- Interactive map of Solheim
- Solheim Solheim
- Coordinates: 61°37′55″N 5°43′02″E﻿ / ﻿61.63185°N 5.71733°E
- Country: Norway
- Region: Western Norway
- County: Vestland
- District: Nordfjord
- Municipality: Gloppen Municipality
- Elevation: 167 m (548 ft)
- Time zone: UTC+01:00 (CET)
- • Summer (DST): UTC+02:00 (CEST)
- Post Code: 6829 Hyen

= Solheim, Vestland =

Village in Gloppen Municipality, Norway

Solheim is a small village in Gloppen Municipality in Vestland county, Norway. The village lies on the western shore of the large lake Eimhjellevatnet, about 20 km southwest of the village of Hyen. It takes about 40 minutes to drive from Solheim to the nearby towns of Førde (to the south) and Florø (to the west). The village of Eimhjellen lies about 5 km almost straight east of Solheim, across the lake. There are numerous fish in the lake, especially trout.

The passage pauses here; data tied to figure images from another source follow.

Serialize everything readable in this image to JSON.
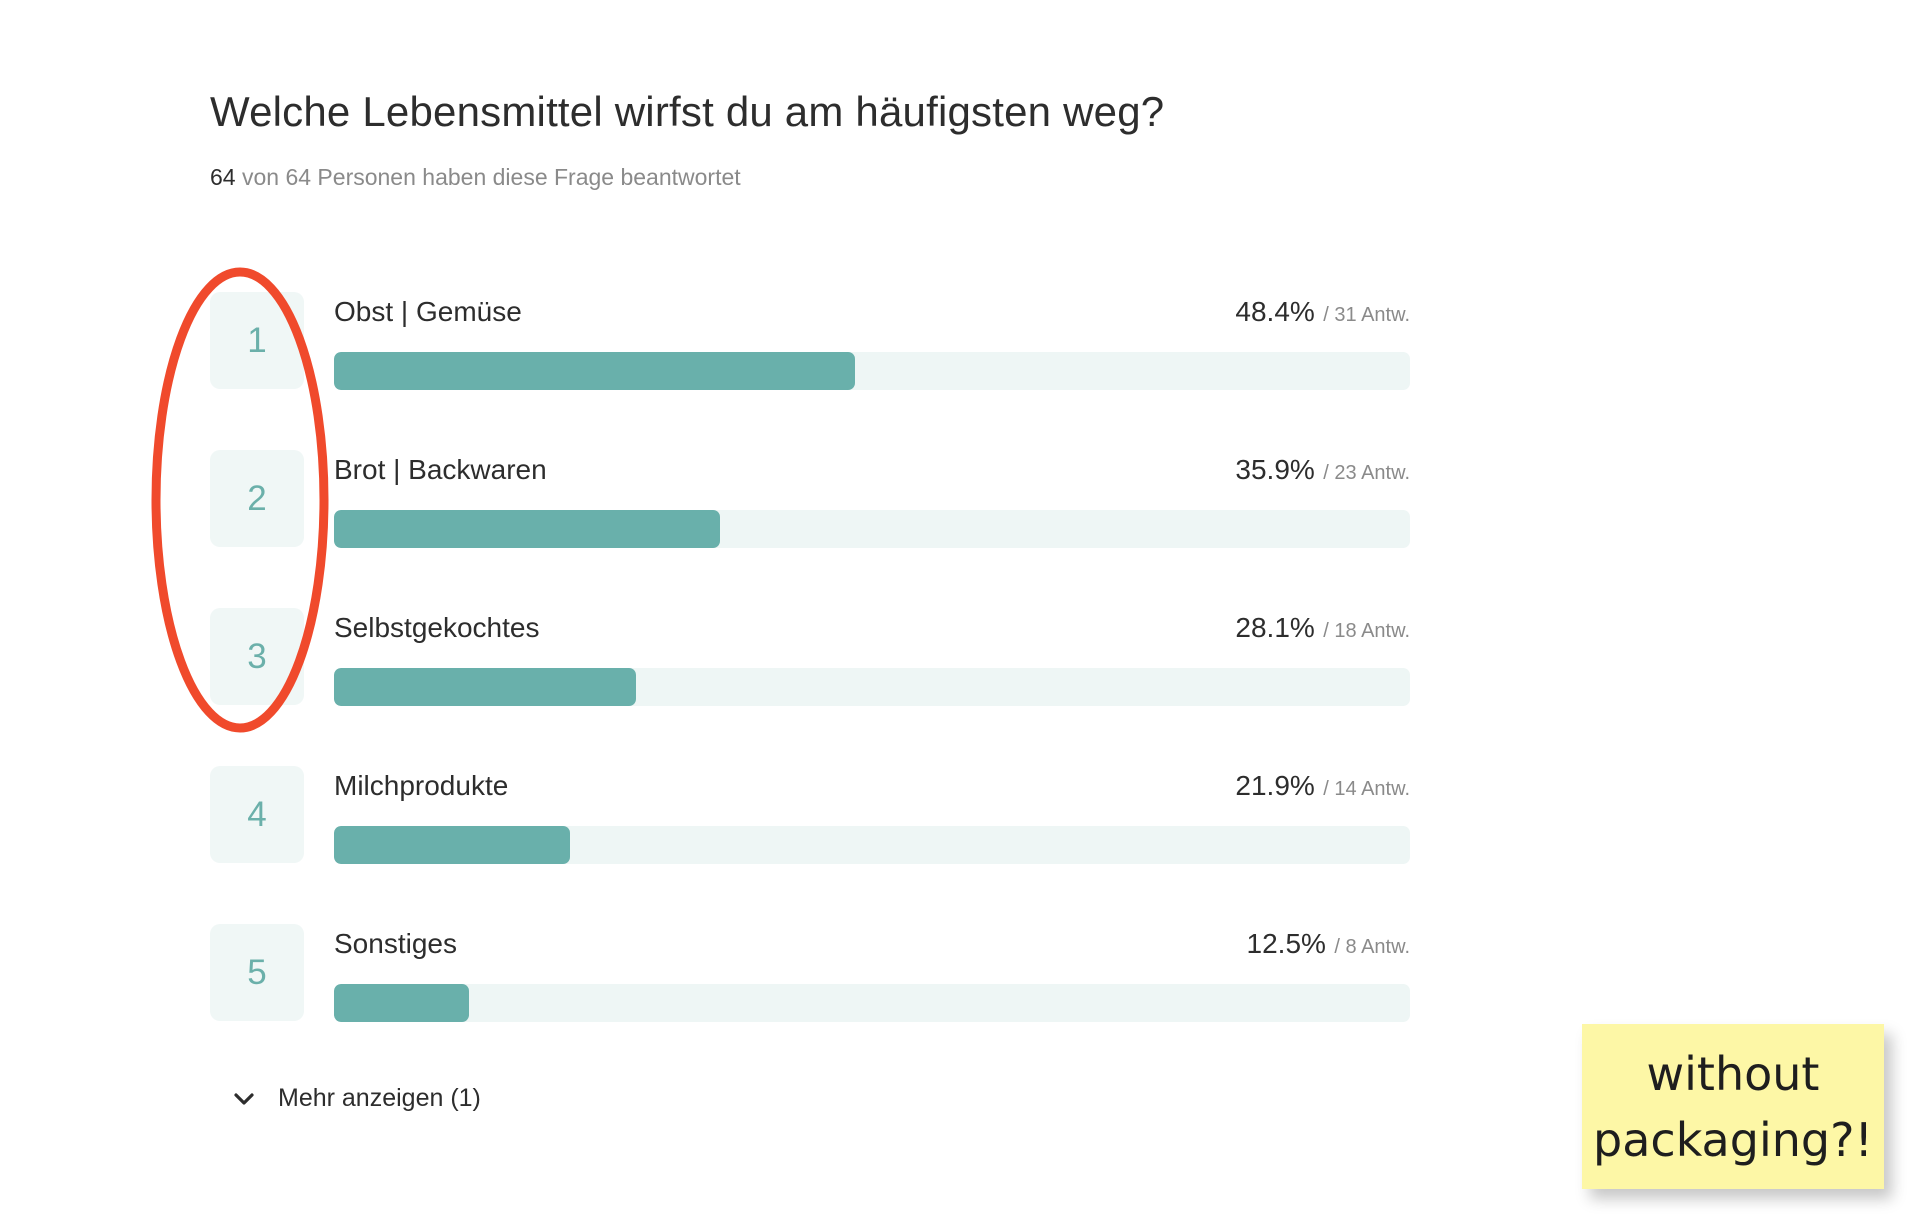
{
  "question": {
    "title": "Welche Lebensmittel wirfst du am häufigsten weg?",
    "answered_count": "64",
    "respondents_rest": " von 64 Personen haben diese Frage beantwortet"
  },
  "options": [
    {
      "rank": "1",
      "label": "Obst | Gemüse",
      "percent_text": "48.4%",
      "count_text": "/ 31 Antw.",
      "percent": 48.4
    },
    {
      "rank": "2",
      "label": "Brot | Backwaren",
      "percent_text": "35.9%",
      "count_text": "/ 23 Antw.",
      "percent": 35.9
    },
    {
      "rank": "3",
      "label": "Selbstgekochtes",
      "percent_text": "28.1%",
      "count_text": "/ 18 Antw.",
      "percent": 28.1
    },
    {
      "rank": "4",
      "label": "Milchprodukte",
      "percent_text": "21.9%",
      "count_text": "/ 14 Antw.",
      "percent": 21.9
    },
    {
      "rank": "5",
      "label": "Sonstiges",
      "percent_text": "12.5%",
      "count_text": "/ 8 Antw.",
      "percent": 12.5
    }
  ],
  "more_toggle": {
    "label": "Mehr anzeigen (1)",
    "icon": "chevron-down-icon"
  },
  "sticky_note": {
    "line1": "without",
    "line2": "packaging?!"
  },
  "colors": {
    "bar_fill": "#69b0ab",
    "bar_track": "#eef6f5",
    "rank_bg": "#f0f7f6",
    "rank_text": "#6bb0aa",
    "annotation": "#f04a2c",
    "sticky": "#fdf7a6"
  }
}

Solheim is mostly an agricultural area and is home to many farmers. Compared to the surrounding villages, Solheim is a sunny place (not shaded by any large mountains), which gives the village its name Solheim, meaning "home of the sun". Solheim had a school until it was closed in 2009. The local students must travel to another school a little further away. The old school building is now used as a local community house for parties and gatherings.